Two military sources based in the northwestern state said the decision was taken after seven Buddhists were found dead in mountains near the town of Maungdaw last week.
One of the military sources said about 500 troops were sent to several towns, including Buthidaung and Maungdaw, near the border with Bangladesh on Thursday.
Residents claim the seven Buddhists were killed after they discovered a camp for Rohingya fighters.
The government blames the incident on “extremists,” accusing the fighters of killing informants in the Muslim community.
Rakhine State police chief Colonel Sein Lwin said, “We have to increase security operations because the security situation has worsened, some Muslims and Buddhists have been killed by the insurgents.”
This photo taken on July 13, 2017 shows a Muslim family in Maung Hnama village, Myanmar’s Rakhine state. (Photo by AFP)
The stepped-up measures raised fears of a fresh wave of violence against the Rohingya after last year’s crackdown that was launched in the wake of a deadly attack on the country’s border guards on October 9, 2016 which left nine policemen dead. The government blamed the Rohingya for the assault.
Nearly 75,000 people have fled from the Muslim-majority northern part of Rakhine to Bangladesh since Myanmar’s military launched the crackdown, according to a UN report.
There have been numerous accounts by eyewitnesses of summary executions, rapes and arson attacks against Muslims since the crackdown began. The military has blocked access to Rakhine and banned journalists and aid workers from entering the zone.

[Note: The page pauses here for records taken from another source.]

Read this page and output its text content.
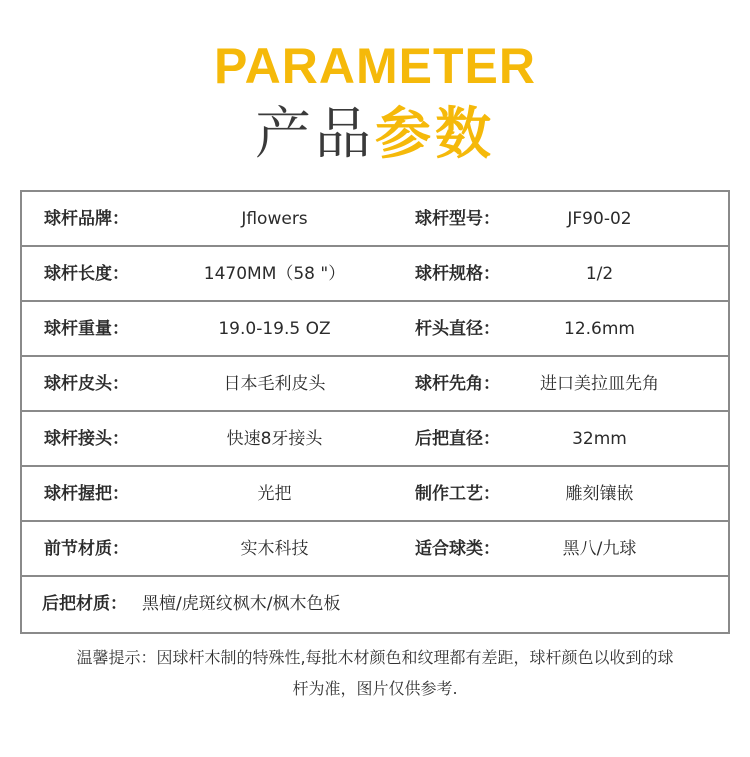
PARAMETER
产品参数
球杆品牌：	Jflowers	球杆型号：	JF90-02
球杆长度：	1470MM（58 "）	球杆规格：	1/2
球杆重量：	19.0-19.5 OZ	杆头直径：	12.6mm
球杆皮头：	日本毛利皮头	球杆先角：	进口美拉皿先角
球杆接头：	快速8牙接头	后把直径：	32mm
球杆握把：	光把	制作工艺：	雕刻镶嵌
前节材质：	实木科技	适合球类：	黑八/九球
后把材质： 黑檀/虎斑纹枫木/枫木色板
温馨提示：因球杆木制的特殊性,每批木材颜色和纹理都有差距，球杆颜色以收到的球
杆为准，图片仅供参考.
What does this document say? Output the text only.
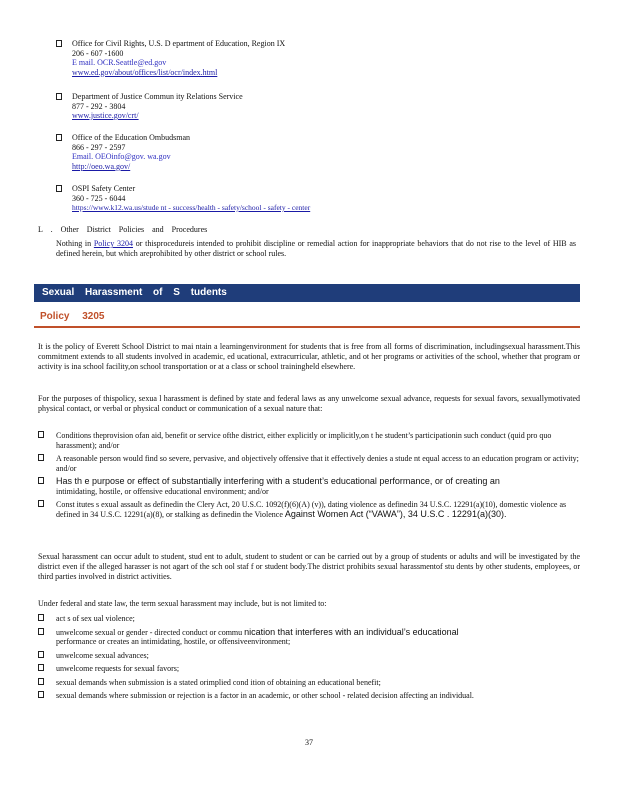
Office for Civil Rights, U.S. D epartment of Education, Region IX
206 - 607 -1600
E mail. OCR.Seattle@ed.gov
www.ed.gov/about/offices/list/ocr/index.html
Department of Justice Commun ity Relations Service
877 - 292 - 3804
www.justice.gov/crt/
Office of the Education Ombudsman
866 - 297 - 2597
Email. OEOinfo@gov. wa.gov
http://oeo.wa.gov/
OSPI Safety Center
360 - 725 - 6044
https://www.k12.wa.us/stude nt - success/health - safety/school - safety - center
L . Other District Policies and Procedures
Nothing in Policy 3204 or thisprocedureis intended to prohibit discipline or remedial action for inappropriate behaviors that do not rise to the level of HIB as defined herein, but which areprohibited by other district or school rules.
Sexual Harassment of S tudents
Policy 3205
It is the policy of Everett School District to mai ntain a learningenvironment for students that is free from all forms of discrimination, includingsexual harassment.This commitment extends to all students involved in academic, ed ucational, extracurricular, athletic, and ot her programs or activities of the school, whether that program or activity is ina school facility,on school transportation or at a class or school trainingheld elsewhere.
For the purposes of thispolicy, sexua l harassment is defined by state and federal laws as any unwelcome sexual advance, requests for sexual favors, sexuallymotivated physical contact, or verbal or physical conduct or communication of a sexual nature that:
Conditions theprovision ofan aid, benefit or service ofthe district, either explicitly or implicitly,on t he student’s participationin such conduct (quid pro quo harassment); and/or
A reasonable person would find so severe, pervasive, and objectively offensive that it effectively denies a stude nt equal access to an education program or activity; and/or
Has th e purpose or effect of substantially interfering with a student’s educational performance, or of creating an
intimidating, hostile, or offensive educational environment; and/or
Const itutes s exual assault as definedin the Clery Act, 20 U.S.C. 1092(f)(6)(A) (v)), dating violence as definedin 34 U.S.C. 12291(a)(10), domestic violence as defined in 34 U.S.C. 12291(a)(8), or stalking as definedin the Violence Against Women Act (“VAWA”), 34 U.S.C . 12291(a)(30).
Sexual harassment can occur adult to student, stud ent to adult, student to student or can be carried out by a group of students or adults and will be investigated by the district even if the alleged harasser is not agart of the sch ool staf f or student body.The district prohibits sexual harassmentof stu dents by other students, employees, or third parties involved in district activities.
Under federal and state law, the term sexual harassment may include, but is not limited to:
act s of sex ual violence;
unwelcome sexual or gender - directed conduct or commu nication that interferes with an individual’s educational
performance or creates an intimidating, hostile, or offensiveenvironment;
unwelcome sexual advances;
unwelcome requests for sexual favors;
sexual demands when submission is a stated orimplied cond ition of obtaining an educational benefit;
sexual demands where submission or rejection is a factor in an academic, or other school - related decision affecting an individual.
37
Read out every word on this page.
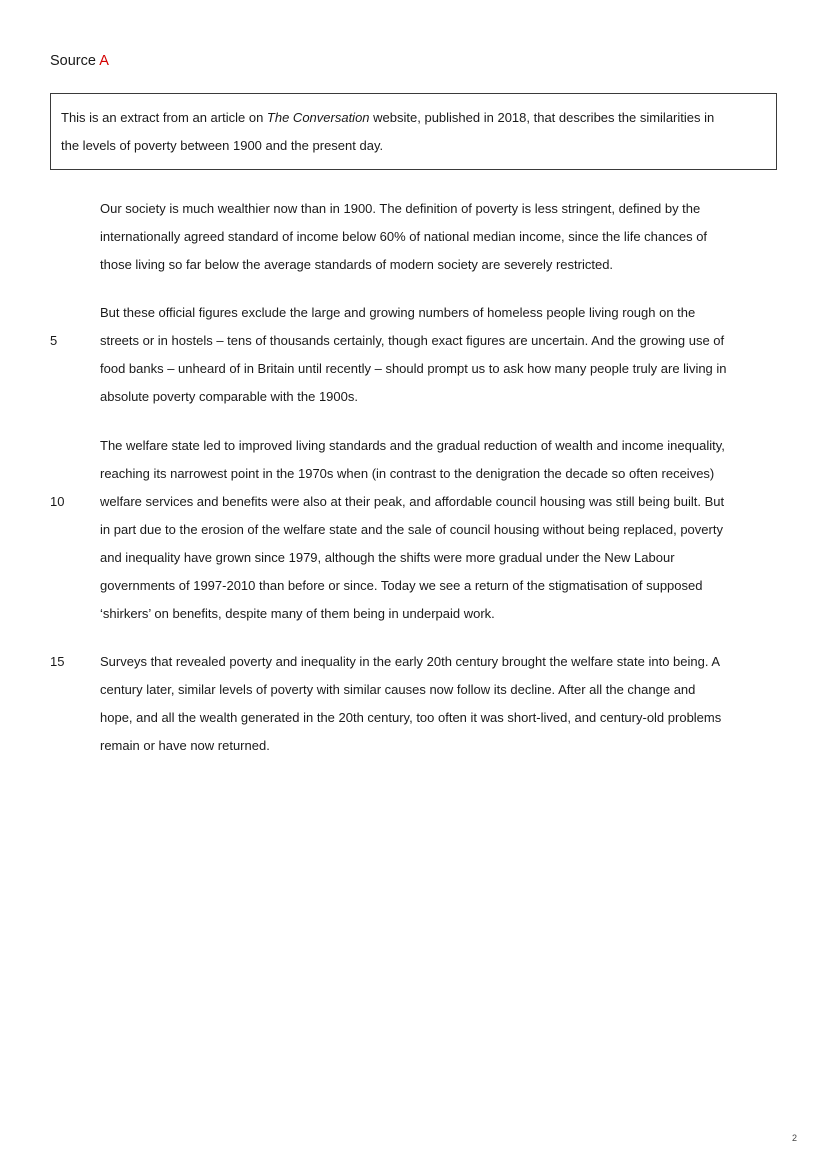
Source A
This is an extract from an article on The Conversation website, published in 2018, that describes the similarities in
the levels of poverty between 1900 and the present day.
Our society is much wealthier now than in 1900. The definition of poverty is less stringent, defined by the
internationally agreed standard of income below 60% of national median income, since the life chances of
those living so far below the average standards of modern society are severely restricted.
But these official figures exclude the large and growing numbers of homeless people living rough on the
streets or in hostels – tens of thousands certainly, though exact figures are uncertain. And the growing use of
food banks – unheard of in Britain until recently – should prompt us to ask how many people truly are living in
absolute poverty comparable with the 1900s.
The welfare state led to improved living standards and the gradual reduction of wealth and income inequality,
reaching its narrowest point in the 1970s when (in contrast to the denigration the decade so often receives)
welfare services and benefits were also at their peak, and affordable council housing was still being built. But
in part due to the erosion of the welfare state and the sale of council housing without being replaced, poverty
and inequality have grown since 1979, although the shifts were more gradual under the New Labour
governments of 1997-2010 than before or since. Today we see a return of the stigmatisation of supposed
‘shirkers’ on benefits, despite many of them being in underpaid work.
Surveys that revealed poverty and inequality in the early 20th century brought the welfare state into being. A
century later, similar levels of poverty with similar causes now follow its decline. After all the change and
hope, and all the wealth generated in the 20th century, too often it was short-lived, and century-old problems
remain or have now returned.
5
10
15
2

The United Nations has warned that the ongoing human rights violations against the Rohingya in Rakhine could be tantamount to “crimes against humanity.”
Myanmar’s government has denied entry to the members of a United Nations fact-finding mission tasked with investigating allegations of crimes by security forces against the Rohingya.
Rakhine operation ‘major concern’: UN expert
Meanwhile, a UN human rights expert voiced alarm Friday at the Thursday deployment of the army battalion to Rakhine state, warning that warned the development was “a cause for major concern.”
“The government must ensure that security forces exercise restraint in all circumstances and respect human rights in addressing the security situation in Rakhine State,” said UN special rapporteur Yanghee Lee.
ASEAN Parliamentarians for Human Rights (APHR), a human rights group, also expressed concern on Friday about the increased number of soldiers in the troubled state.
“Aung San Suu Kyi should call on all parties, including the Myanmar army, to take steps to de-escalate conflict in northern Rakhine state, rather than exacerbate it,” said Eva Kusuma Sundari, a member of APHR’s board, referring to Myanmar’s state counsellor.
Myanmar’s government already denies full citizenship to the 1.1 million-strong Rohingya population that lives there, branding them illegal immigrants from Bangladesh, but the Rohingya community track their ancestors many generations back in Myanmar.